How accurate using taylor to estimate option pnl? Heard that under some situation taylor is insufficient
Egads, retail traders pretending to run huge option books where they have to monitor 2d/3d level Greeks....
You are omitting that every now and then an institutional junior gets lost on the site. What's wrong with sharing some of the experience. I find this question way better than all that fibonacci and technical analysis crap. OP could probably add some context to make clearer what he is after. I sense that recently all sorts of bullshit is worshipped at and each week some new self declared stock trading gods are emerging with their crazy calls and predictions that totally crash a few days or weeks later, yet sound advice , just because it comes from the mouths of those who work or worked in banks or hedge funds seems frowned upon. Jealousy or anger?
The Taylor series expansion is an approximation, which is plenty accurate in a majority of contexts. That said, it's, obviously, an approximation. There's quite a bit of literature on the specific aspects of the accuracy of this methodology.

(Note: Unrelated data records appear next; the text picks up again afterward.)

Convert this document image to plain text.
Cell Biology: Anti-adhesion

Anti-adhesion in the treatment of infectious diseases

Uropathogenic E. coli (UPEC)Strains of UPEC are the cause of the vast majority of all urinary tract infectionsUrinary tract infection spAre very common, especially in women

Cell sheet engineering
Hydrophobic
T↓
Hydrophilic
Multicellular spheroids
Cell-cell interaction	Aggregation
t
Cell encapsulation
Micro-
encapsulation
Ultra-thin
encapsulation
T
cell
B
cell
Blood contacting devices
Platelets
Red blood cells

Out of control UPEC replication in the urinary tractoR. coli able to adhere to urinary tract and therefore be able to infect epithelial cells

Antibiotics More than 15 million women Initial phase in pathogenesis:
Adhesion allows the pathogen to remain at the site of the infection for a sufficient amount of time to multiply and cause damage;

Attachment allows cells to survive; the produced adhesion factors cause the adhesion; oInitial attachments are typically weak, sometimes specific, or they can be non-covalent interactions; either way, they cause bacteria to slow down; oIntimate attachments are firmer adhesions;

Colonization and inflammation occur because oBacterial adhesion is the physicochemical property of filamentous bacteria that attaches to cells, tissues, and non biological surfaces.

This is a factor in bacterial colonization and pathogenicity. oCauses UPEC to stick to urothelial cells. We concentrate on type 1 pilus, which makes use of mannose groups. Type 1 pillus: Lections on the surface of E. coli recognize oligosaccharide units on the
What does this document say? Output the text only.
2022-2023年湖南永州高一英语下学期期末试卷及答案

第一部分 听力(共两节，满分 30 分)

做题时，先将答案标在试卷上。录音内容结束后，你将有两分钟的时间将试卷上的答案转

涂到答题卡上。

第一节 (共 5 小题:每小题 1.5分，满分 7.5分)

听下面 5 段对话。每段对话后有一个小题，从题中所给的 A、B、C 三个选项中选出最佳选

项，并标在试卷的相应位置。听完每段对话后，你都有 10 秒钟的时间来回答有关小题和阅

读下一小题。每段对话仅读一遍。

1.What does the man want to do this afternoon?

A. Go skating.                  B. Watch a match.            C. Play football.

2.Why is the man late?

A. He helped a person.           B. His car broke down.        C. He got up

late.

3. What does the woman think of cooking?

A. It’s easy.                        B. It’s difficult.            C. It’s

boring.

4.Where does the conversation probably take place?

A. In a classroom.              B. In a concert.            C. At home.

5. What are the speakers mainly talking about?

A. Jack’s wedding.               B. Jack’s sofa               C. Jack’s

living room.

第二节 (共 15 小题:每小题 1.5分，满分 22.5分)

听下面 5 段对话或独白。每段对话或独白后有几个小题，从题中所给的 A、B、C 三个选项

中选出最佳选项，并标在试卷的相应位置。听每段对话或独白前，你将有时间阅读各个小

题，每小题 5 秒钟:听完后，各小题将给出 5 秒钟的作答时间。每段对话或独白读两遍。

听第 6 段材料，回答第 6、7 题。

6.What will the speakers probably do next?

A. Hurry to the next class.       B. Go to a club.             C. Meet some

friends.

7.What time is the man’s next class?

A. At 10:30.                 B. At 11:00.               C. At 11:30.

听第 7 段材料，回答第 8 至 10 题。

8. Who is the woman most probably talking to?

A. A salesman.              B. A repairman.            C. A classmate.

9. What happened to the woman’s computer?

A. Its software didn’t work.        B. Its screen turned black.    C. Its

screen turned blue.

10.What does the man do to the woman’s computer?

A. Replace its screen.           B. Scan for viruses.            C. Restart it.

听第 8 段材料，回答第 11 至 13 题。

Tailor expansion is just a method of extrapolation using your derivatives up to the Nth order. You can make it arbitrarily precise depending on which derivatives you include, e.g. you can include all sort of secondary greeks to make your risk better during bigger moves. People used to run large exotics books using overnight calcs and interpolating risk through the day, though it works rather poorly for some specific cases.